Başbakan Recep Tayyip Erdoğan'ın şehit cenazelerinde hükümetin protesto edilmesine yönelik yaptığı açıklamaya ilişkin konuşan Baykal, "Şimdi bakın burada bir görev yapıyoruz. Bir güzel ortam içindeyiz. Başbakan'ın sözlerine bu polemiğine, bu siyasi kavgasına; katılmak istemiyorum. Bunu hiç uygun görmüyorum. Hiç doğru görmüyorum. Bunun yeri burası değil. Bunun cevabını gereken zeminde veririz. Ama şimdi burada biz bu aileyle kucaklaşmaya geldik şehidimizle kucaklaşmaya geldik. Şehidimiz gelemedi. Biz geldik evine. Bu manevi havayı teneffüs etmek istiyoruz. Küçük siyasetle işimiz yok" diye konuştu.
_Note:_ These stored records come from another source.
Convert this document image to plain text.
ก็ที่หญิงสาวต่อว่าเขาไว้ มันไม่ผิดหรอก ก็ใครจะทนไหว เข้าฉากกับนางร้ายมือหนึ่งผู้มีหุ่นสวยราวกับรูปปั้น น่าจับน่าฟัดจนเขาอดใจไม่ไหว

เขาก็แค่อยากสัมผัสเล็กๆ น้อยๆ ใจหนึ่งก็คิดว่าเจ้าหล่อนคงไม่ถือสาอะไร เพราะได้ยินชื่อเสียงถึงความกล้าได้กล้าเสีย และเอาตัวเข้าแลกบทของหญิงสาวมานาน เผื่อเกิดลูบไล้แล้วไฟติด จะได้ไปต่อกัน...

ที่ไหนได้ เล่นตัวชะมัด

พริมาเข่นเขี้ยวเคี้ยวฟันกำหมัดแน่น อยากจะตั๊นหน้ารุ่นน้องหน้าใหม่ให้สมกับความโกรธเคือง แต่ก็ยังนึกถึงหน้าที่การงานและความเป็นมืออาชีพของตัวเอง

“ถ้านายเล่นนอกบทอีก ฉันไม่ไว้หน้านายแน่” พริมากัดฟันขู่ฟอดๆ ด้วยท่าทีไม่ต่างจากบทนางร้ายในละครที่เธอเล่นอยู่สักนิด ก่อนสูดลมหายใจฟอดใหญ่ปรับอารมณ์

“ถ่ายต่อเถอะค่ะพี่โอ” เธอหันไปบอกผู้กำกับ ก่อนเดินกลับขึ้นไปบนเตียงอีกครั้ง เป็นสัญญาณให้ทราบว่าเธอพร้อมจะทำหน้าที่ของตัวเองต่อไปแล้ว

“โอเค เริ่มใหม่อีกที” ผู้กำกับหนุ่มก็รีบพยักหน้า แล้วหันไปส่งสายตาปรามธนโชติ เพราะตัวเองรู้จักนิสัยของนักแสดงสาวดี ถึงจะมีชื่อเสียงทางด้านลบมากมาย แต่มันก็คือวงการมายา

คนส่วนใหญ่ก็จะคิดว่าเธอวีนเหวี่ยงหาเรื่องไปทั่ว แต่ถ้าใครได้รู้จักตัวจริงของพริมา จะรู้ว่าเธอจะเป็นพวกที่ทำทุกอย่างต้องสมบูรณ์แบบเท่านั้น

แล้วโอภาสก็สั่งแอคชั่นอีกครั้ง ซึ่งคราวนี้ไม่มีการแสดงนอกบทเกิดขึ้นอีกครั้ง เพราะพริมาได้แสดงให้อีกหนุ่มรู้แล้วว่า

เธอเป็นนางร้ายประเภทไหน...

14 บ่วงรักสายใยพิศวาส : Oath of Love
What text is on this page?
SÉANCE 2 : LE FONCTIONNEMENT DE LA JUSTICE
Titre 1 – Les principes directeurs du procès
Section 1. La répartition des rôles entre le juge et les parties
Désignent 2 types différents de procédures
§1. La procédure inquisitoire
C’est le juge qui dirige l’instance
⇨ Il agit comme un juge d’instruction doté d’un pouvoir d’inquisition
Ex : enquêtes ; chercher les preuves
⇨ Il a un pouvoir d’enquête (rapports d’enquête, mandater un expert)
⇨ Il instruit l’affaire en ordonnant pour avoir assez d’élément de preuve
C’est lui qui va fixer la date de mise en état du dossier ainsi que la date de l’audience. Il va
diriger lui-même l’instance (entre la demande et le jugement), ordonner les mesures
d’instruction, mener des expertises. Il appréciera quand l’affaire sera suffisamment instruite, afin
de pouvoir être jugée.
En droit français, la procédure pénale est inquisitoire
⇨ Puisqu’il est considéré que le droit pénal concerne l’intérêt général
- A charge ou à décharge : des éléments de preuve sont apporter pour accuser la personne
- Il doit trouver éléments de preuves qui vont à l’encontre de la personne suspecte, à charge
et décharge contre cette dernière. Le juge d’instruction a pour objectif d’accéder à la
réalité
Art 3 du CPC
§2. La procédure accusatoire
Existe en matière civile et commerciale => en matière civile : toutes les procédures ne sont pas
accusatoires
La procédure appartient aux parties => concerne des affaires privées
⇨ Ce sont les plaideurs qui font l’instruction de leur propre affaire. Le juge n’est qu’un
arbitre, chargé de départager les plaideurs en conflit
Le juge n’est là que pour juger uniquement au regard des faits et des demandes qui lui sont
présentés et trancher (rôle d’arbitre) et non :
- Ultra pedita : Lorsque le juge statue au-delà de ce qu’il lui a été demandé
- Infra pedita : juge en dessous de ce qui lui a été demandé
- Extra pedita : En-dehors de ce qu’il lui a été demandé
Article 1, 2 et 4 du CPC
"Benim bir tek yavrum vardı. Kendi ellerimle büyüttüm, besledim" diyen acılı bana Nuri Güreşen, "Askere gönderdim ve bu vatana feda olsun. Ama benim vatanıma bütün Türkiye Cumhuriyetinin sahip çıkmasını istiyorum. Ben bu ülkede yaşayan bir vatandaşım benim hiç bir şeyle alacağım vereceğim yok. Vatandaşlık görevimi en iyi şekilde yapmaya çalıştım. Bundan sonra da yapacağım. Şehidimden bana kalan bir yavrum var. Onu da en iyi şekilde eğitip yetiştireceğim. Vatanıma benim dış güçlerden mayın nereden geliyor? Nasıl geliyor nasıl patlatılıyor? Bunlar biliniyor. Bizim dost bildiğimiz ülke müttefikler bizim canımızı yakmasın. Terör onlara terör de bizim canımız yandığı zaman terör değil mi? Buna bir çare bulamayacak mıyız? Bizim canımızı niye yakıyorlar. Evlatlarımızın kanı niye akıyor ki. Türkiye cumhuriyeti artık kendine gelmesi lazım. Saygımızı sevgimizi yitirmeyelim. Birbirimizi seversek sayarsak bu ülke her zaman payidar kalacaktır. Bu ülke bizim başka yer yok. Biz başka yerde yaşayamayız. Kardeşçe yaşamak zorundayız. Bin yıldan beri yaşıyoruz artık kaynaştık bizi kimse çözemez" dedi.